Quantum mechanics, the theory governing the infinitesimal world, doesn't allow for nothingness. At any given moment in time and space, energy can never be perfectly zero—there is always some wiggle room. Out of that wiggle room, “virtual” particles can arise—specifically, a pair made of a particle and its antiparticle, which annihilate each other and are gone as quickly as they came. As bizarre as this may seem, experiments have observed the real-world effects of virtual particles. When particle accelerators first measured the mass of the Z boson, it was slightly off from its pure mass because it was sometimes turning into a virtual top quark—one of many observations proving that virtual particles exist.
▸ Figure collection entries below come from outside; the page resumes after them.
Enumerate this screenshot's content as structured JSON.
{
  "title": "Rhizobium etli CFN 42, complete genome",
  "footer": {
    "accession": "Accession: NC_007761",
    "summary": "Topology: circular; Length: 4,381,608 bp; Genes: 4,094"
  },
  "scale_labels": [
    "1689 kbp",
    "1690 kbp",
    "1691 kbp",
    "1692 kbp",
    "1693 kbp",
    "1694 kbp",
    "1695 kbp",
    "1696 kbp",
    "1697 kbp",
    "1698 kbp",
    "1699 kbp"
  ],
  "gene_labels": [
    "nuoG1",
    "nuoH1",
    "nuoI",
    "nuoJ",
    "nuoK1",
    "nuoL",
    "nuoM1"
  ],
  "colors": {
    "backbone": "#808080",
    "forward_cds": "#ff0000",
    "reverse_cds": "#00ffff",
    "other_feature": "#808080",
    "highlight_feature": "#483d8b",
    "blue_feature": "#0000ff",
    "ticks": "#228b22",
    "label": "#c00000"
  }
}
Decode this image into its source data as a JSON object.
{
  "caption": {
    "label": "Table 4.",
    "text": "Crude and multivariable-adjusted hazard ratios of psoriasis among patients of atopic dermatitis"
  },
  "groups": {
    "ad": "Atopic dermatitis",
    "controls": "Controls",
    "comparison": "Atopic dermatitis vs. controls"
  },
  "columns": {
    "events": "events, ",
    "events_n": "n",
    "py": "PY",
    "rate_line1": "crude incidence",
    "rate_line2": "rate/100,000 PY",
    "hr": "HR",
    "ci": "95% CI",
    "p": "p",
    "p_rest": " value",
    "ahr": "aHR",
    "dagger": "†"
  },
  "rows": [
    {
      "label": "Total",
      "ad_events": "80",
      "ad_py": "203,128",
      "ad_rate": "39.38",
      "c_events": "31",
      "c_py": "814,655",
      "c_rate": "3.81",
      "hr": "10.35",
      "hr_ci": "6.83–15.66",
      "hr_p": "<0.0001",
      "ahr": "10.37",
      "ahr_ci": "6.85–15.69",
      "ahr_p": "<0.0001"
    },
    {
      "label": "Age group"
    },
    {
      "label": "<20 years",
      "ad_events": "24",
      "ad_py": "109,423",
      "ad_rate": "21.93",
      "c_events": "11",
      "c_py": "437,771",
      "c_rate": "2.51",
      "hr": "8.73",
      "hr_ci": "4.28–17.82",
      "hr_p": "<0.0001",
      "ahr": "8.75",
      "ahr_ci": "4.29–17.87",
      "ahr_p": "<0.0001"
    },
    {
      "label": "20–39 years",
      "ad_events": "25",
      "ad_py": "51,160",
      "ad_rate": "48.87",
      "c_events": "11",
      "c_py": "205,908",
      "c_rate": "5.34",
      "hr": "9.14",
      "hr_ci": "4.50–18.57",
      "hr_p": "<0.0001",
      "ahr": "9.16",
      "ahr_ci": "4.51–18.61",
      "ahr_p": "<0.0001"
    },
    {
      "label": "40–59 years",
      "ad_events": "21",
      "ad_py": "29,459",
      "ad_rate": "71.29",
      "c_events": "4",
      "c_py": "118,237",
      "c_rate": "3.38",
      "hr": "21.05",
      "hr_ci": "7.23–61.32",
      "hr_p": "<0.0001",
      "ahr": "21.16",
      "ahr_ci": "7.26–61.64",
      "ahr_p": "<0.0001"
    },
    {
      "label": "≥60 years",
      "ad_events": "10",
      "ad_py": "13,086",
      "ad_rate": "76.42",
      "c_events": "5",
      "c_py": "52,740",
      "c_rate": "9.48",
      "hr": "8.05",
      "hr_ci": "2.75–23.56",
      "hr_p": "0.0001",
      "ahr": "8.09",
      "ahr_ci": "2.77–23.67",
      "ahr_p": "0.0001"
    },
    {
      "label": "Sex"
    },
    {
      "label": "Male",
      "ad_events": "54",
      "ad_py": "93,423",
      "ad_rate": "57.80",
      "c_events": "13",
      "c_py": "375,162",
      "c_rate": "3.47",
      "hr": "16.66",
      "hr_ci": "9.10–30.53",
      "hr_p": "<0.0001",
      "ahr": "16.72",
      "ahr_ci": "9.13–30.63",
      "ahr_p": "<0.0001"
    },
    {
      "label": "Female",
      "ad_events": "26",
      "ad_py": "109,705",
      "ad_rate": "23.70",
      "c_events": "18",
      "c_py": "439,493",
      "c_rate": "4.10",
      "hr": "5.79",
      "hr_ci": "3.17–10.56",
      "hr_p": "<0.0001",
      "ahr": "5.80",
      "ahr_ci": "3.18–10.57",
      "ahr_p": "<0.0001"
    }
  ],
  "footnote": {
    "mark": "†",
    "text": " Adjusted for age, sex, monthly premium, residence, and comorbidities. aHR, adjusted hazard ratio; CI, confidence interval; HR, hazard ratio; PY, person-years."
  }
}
The effect of all these particles wiggling into and out of being is a thrumming “vacuum energy” that fills the cosmos and pushes outward on space itself. This activity is the most likely explanation for dark energy—the reason the universe, rather than staying static or even expanding at a steady rate, is accelerating outward faster and faster every moment.
The problem with vacuum energy is that there's not enough of it. When scientists first started thinking about the concept, they calculated that this energy should be huge—it should have expanded the universe so forcefully and quickly that no stars and galaxies ever formed. Because that is clearly not the case, the vacuum energy in the universe must be very small—about 120 orders of magnitude smaller than what quantum theory predicts. That's like saying that something weighing five pounds should really weigh five-with-120-extra-zeros-after-it pounds. The discrepancy has prompted some scientists to call vacuum energy “the worst theoretical prediction in the history of physics.”